Da gab es eine Reihe von Themen, die mich faszinierten. Aber in erster Linie war es das Thema Glauben. Viele Menschen haben das tiefe Bedürfnis, an etwas zu glauben. Dieser Umstand veranlasst manche, auf das Seelenheil ihrer Nächsten einzuwirken, andere wiederum missbrauchen die Religion, um auf ihrem Rücken Geschäfte zu machen. Ich fand es spannend, einen Film zu produzieren, der dieses Phänomen anprangert.
Hat Sie die Wahl von Vin Diesel für die Hauptrolle überrascht?
Ja, aber sie hat sich als gute Wahl herausgestellt. Vin Diesel ist mir wirklich nicht als erster für diese Rolle in den Sinn gekommen. Aber in dem Moment, wo ein Regisseur sich von einem Schauspieler inspirieren lässt, steht man als Produzent immer an seiner Seite, um seine Entscheidungen zu verteidigen. Vin Diesel stellte sich als gute Wahl heraus, weil er sich für das Autorenkino öffnen wollte.
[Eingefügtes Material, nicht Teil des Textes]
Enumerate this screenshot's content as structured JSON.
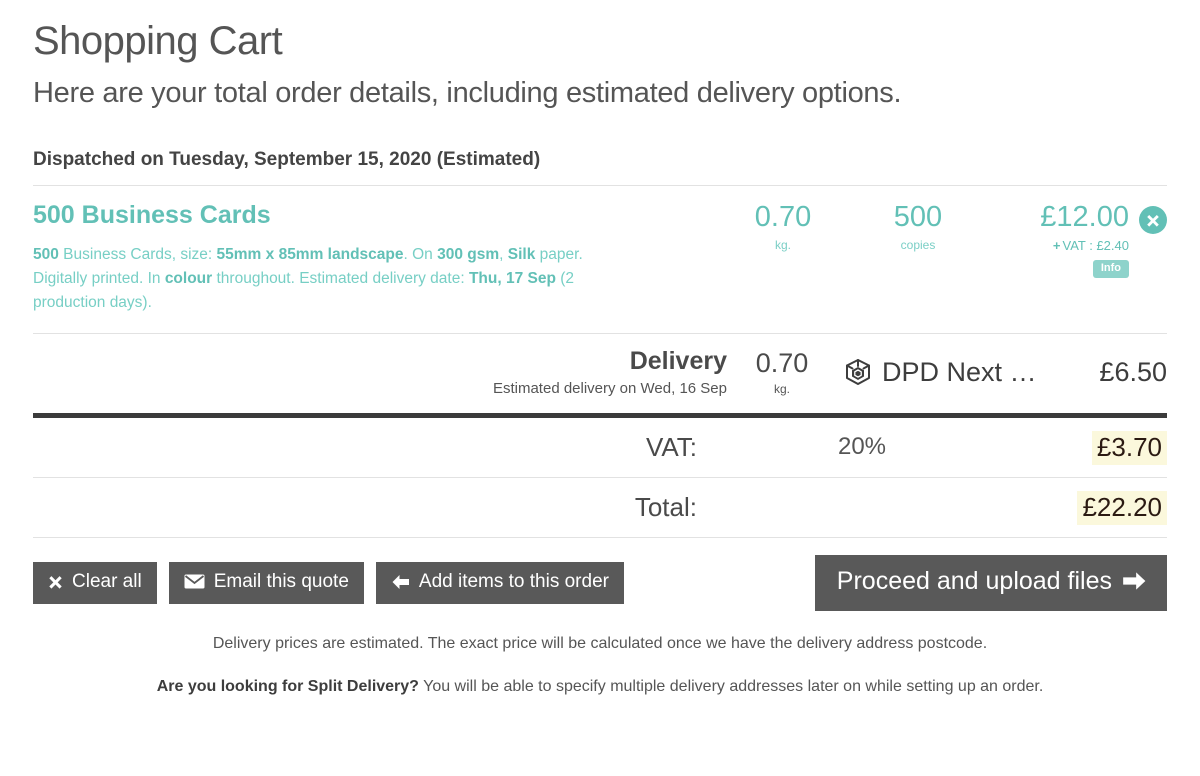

Das hat es ihm ermöglicht, als Schauspieler neue Seiten zu zeigen. Die Figur, die er spielt, ist anfangs in sich gekehrt, sehr widerborstig, aber ganz allmählich wird dieser Mann weicher und öffnet sich ...
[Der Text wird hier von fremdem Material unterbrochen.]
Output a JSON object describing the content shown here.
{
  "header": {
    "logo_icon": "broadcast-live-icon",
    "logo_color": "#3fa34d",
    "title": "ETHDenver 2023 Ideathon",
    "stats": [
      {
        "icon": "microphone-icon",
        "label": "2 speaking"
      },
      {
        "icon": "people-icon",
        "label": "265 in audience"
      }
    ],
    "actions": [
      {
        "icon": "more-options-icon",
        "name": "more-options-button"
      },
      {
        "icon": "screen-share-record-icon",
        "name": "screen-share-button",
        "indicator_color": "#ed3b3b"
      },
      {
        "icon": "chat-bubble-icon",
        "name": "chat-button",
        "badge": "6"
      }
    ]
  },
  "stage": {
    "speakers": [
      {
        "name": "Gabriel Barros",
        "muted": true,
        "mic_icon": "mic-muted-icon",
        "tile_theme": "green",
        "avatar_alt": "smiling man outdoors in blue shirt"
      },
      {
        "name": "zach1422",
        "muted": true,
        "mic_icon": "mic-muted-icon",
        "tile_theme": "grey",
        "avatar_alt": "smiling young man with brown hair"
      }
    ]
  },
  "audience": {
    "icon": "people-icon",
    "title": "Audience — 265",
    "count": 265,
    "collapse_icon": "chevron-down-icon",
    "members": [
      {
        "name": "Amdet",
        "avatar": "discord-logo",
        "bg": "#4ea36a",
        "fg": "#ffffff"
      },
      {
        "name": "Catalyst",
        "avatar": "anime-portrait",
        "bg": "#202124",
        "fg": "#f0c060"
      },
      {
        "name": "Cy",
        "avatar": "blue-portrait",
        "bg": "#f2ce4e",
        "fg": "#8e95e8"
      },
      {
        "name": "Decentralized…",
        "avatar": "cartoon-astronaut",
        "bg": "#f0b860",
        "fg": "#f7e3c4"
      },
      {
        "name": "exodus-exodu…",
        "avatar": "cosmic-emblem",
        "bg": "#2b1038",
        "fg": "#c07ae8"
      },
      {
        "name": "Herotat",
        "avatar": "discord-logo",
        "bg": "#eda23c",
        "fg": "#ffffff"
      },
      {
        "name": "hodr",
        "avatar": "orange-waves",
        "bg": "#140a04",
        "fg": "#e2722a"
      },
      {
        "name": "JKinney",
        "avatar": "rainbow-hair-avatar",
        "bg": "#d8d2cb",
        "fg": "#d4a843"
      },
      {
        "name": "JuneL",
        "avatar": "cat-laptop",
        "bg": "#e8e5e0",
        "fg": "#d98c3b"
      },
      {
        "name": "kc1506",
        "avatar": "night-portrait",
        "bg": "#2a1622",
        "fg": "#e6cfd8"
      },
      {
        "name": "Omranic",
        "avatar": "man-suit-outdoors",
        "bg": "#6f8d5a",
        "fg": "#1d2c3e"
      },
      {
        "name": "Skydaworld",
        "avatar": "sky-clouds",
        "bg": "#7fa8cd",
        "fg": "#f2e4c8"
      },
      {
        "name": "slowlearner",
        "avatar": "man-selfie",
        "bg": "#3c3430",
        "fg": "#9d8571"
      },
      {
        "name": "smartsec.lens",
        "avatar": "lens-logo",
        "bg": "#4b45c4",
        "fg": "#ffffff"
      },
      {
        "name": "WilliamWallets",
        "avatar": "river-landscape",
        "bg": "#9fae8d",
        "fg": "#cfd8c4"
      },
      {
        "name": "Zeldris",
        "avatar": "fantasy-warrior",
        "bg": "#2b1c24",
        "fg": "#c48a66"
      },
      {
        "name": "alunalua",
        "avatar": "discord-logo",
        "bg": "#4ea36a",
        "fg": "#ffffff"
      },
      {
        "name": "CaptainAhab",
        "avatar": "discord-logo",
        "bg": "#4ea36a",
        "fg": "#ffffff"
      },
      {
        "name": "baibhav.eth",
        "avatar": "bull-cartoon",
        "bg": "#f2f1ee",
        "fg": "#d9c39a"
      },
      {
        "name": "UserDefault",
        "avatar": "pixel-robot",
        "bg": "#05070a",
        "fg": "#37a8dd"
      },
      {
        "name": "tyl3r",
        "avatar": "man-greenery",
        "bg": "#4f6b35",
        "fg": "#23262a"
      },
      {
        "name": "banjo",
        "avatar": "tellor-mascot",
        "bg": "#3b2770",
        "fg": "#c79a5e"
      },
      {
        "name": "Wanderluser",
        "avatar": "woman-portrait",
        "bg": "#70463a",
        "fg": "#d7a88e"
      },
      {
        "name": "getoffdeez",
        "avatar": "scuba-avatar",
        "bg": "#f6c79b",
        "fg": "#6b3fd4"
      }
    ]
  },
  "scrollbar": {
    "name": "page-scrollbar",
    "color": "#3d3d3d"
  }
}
Wie haben Sie die schwierigen Dreharbeiten erlebt?
Das Glück war tatsächlich nicht auf unserer Seite. Wir haben den wärmsten Winter seit zweihundert Jahren in Prag erlebt, deshalb gab es auch keinen Schnee. Und ja, es stimmt, wir hatten Verständnis- und Harmonie-Probleme.
Mathieu Kassovitz, Olivier Dahan („La vie en rose“), Jan Kounen („39,90“) – was gefällt Ihnen an dieser Generation von Filmemachern?
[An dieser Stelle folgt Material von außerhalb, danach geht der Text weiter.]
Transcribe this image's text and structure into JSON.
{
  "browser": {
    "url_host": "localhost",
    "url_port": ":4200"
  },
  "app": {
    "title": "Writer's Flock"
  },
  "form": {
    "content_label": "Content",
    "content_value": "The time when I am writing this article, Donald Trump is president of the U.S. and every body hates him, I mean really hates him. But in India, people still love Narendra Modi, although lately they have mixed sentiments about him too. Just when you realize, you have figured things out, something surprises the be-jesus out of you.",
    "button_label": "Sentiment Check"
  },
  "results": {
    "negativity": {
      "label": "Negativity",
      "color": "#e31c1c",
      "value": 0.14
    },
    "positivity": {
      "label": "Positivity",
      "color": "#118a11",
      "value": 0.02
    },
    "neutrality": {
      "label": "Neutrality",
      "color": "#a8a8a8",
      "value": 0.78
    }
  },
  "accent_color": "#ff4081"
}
Unsere Marschrichtung ist eigentlich ganz einfach: Wir wollen Autorenfilme fürs große Publikum drehen. Die genannten Regisseure haben etwas zu sagen, richten sich aber an das größtmögliche Publikum. Bestes Beispiel dafür ist „La vie en rose“, mit dem Olivier Dahan ein sehr intimes, persönliches und einzigartiges Porträt einer Künstlerin geschaffen hat. Meine Produktionsfirma Légende ist ein Sammelbecken für Autorenfilmer, die wissen, dass wir ihre Filme nicht nur finanzieren können, sondern dass wir uns auch für den Inhalt dieser Filme interessieren. Wenn Autorenfilmer mit einer Idee zu uns kommen, gehen sie mit einem Filmprojekt wieder nach Hause – und wir unterstützen sie dabei bis zur Endproduktion.
Wie beurteilen Sie den fertigen Film „Babylon A.D.“?
Es handelt sich um einen Film, dem es gelingt, sich mit wichtigen Themen zu beschäftigen und dennoch äußerst effektiv zu unterhalten. Ich hoffe, dass er ein großes Publikum findet.